We introduce an improved CNOT synthesis algorithm that accounts for nearest-neighbour interactions and CNOT gate error rates in noisy intermediate-scale quantum (NISQ) hardware. Our contribution is twofold. First, we define a cost function, $Cost$, by approximating the average gate fidelity $F_{avg}$. According to the simulation results, $Cost$ fits the error probability of a noisy CNOT circuit, $Prob = 1 - F_{avg}$, much tighter than the commonly used cost functions. On IBM's fake Nairobi backend, it fits $Prob$ with an error at most $10^{-3}$. On other backends, it fits $Prob$ with an error at most $10^{-1}$. Moreover, it circumvents the computation complexity of calculating $F_{avg}$ and shows remarkable scalability.

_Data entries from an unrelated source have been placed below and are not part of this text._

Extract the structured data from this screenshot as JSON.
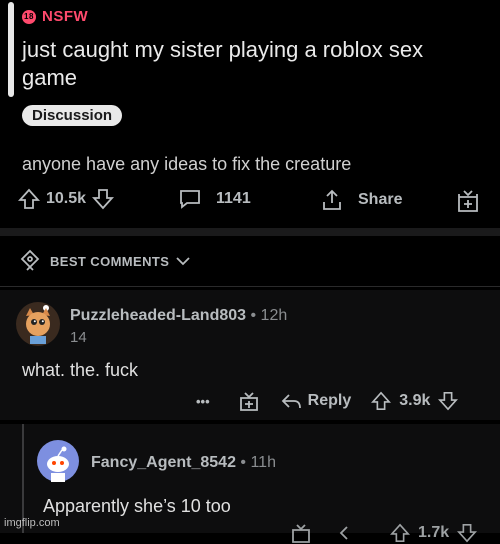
{
  "post": {
    "nsfw_label": "NSFW",
    "nsfw_badge": "18",
    "title": "just caught my sister playing a roblox sex game",
    "flair": "Discussion",
    "body": "anyone have any ideas to fix the creature",
    "upvotes": "10.5k",
    "comments": "1141",
    "share_label": "Share"
  },
  "sort": {
    "label": "BEST COMMENTS"
  },
  "comments": [
    {
      "username": "Puzzleheaded-Land803",
      "age": "12h",
      "score": "14",
      "text": "what. the. fuck",
      "more": "•••",
      "reply_label": "Reply",
      "votes": "3.9k"
    },
    {
      "username": "Fancy_Agent_8542",
      "age": "11h",
      "text": "Apparently she’s 10 too",
      "votes": "1.7k"
    }
  ],
  "watermark": "imgflip.com",
  "colors": {
    "nsfw": "#ff4a6d",
    "background": "#000000",
    "text": "#d7dadc"
  }
}
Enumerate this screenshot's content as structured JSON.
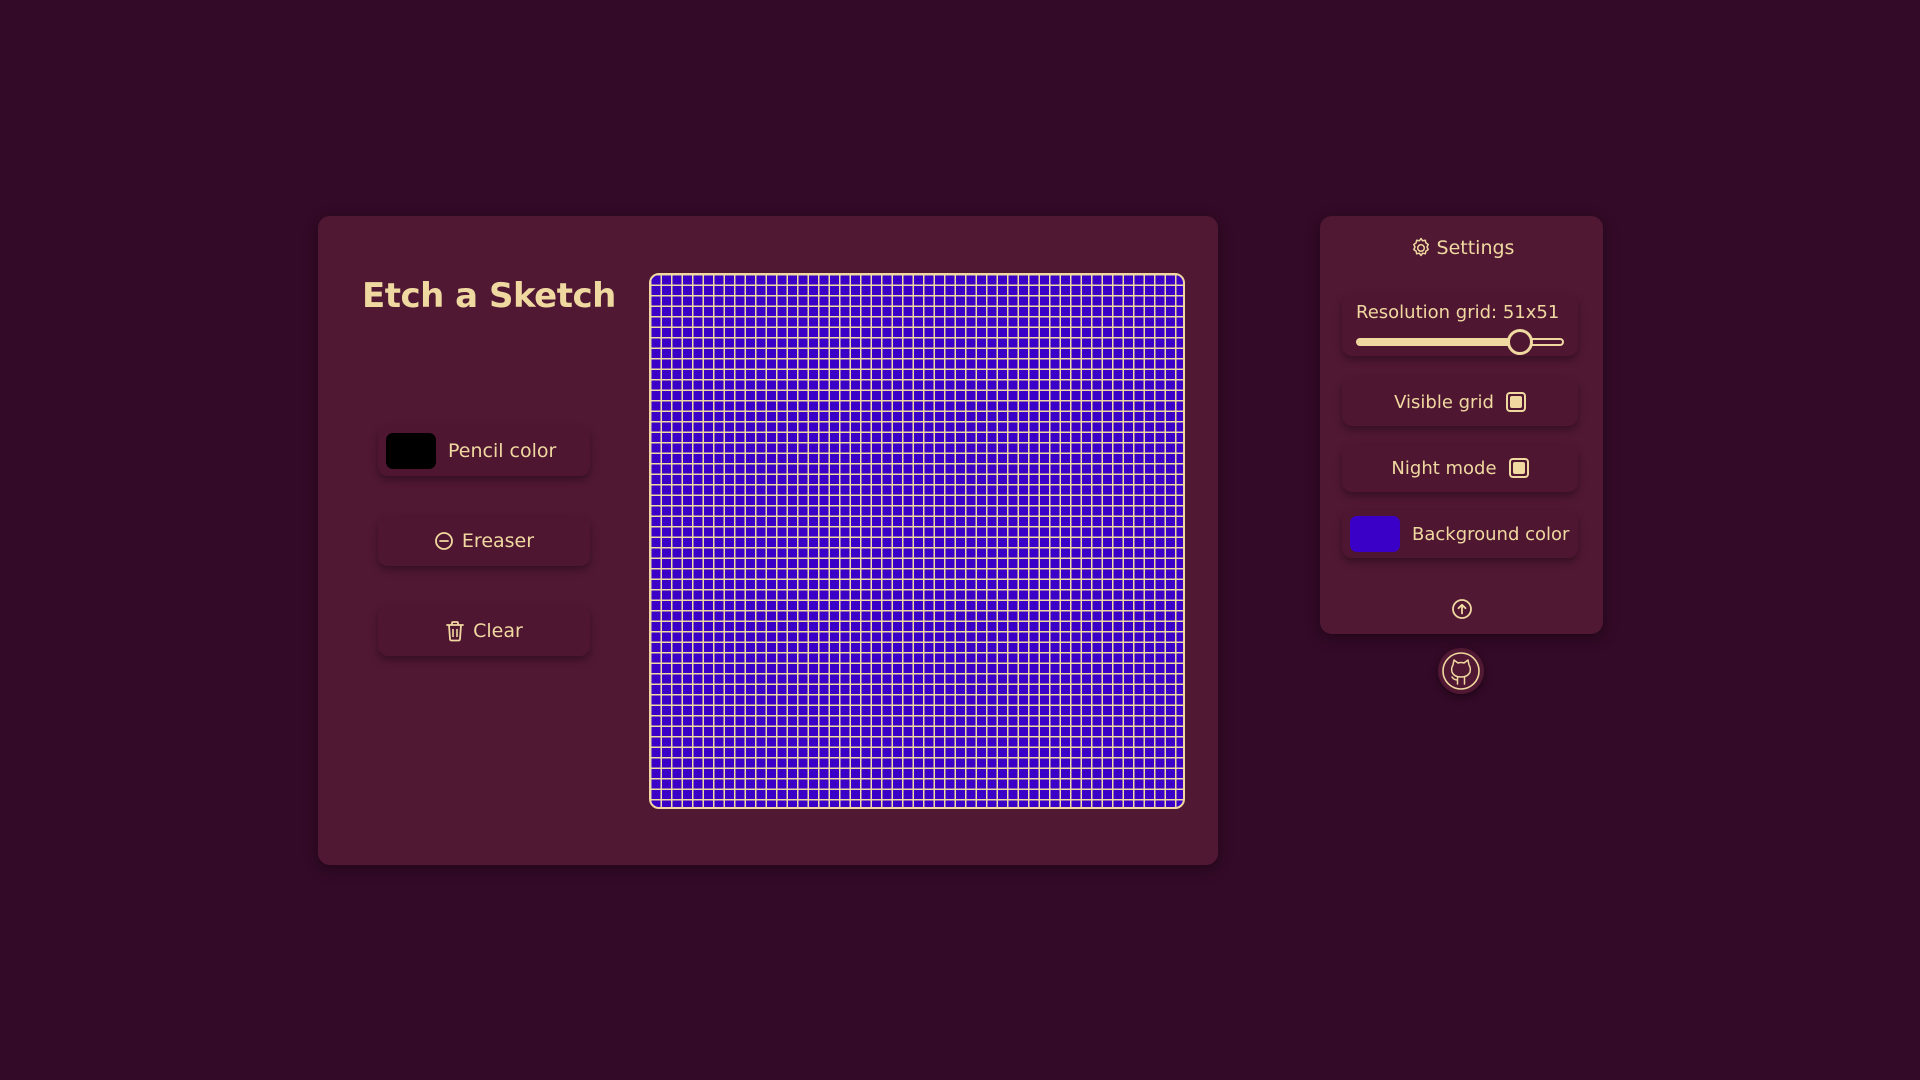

Second, we propose an architecture-aware CNOT synthesis algorithm, NAPermRowCol, by adapting the leading Steiner-tree-based synthesis algorithms. A weighted edge is used to encode a CNOT gate error rate and $Cost$-instructed heuristics are applied to each reduction step. NAPermRowCol is benchmarked against the state-of-the-art CNOT synthesis algorithms in terms of the $Cost$ metric and the synthesized CNOT count. On average, for all input CNOT circuits with no more than 16 qubits, it is 2 times cheaper than Qiskit and it reduces the synthesized gate count by 20 times. Compared with algorithms that are noise-agnostic, it is effective and scalable to improve the fidelity of CNOT circuits. Depending on the benchmark circuit and the IBM backend selected, it lowers the synthesized CNOT count up to $58.71%$ compared to ROWCOL and up to $17.25%$ compared to PermRowCol. Moreover, it reduces the $Cost$ of a synthesized CNOT circuit, up to $56.92%$ compared to ROWCOL and up to $21.6%$ compared to PermRowCol.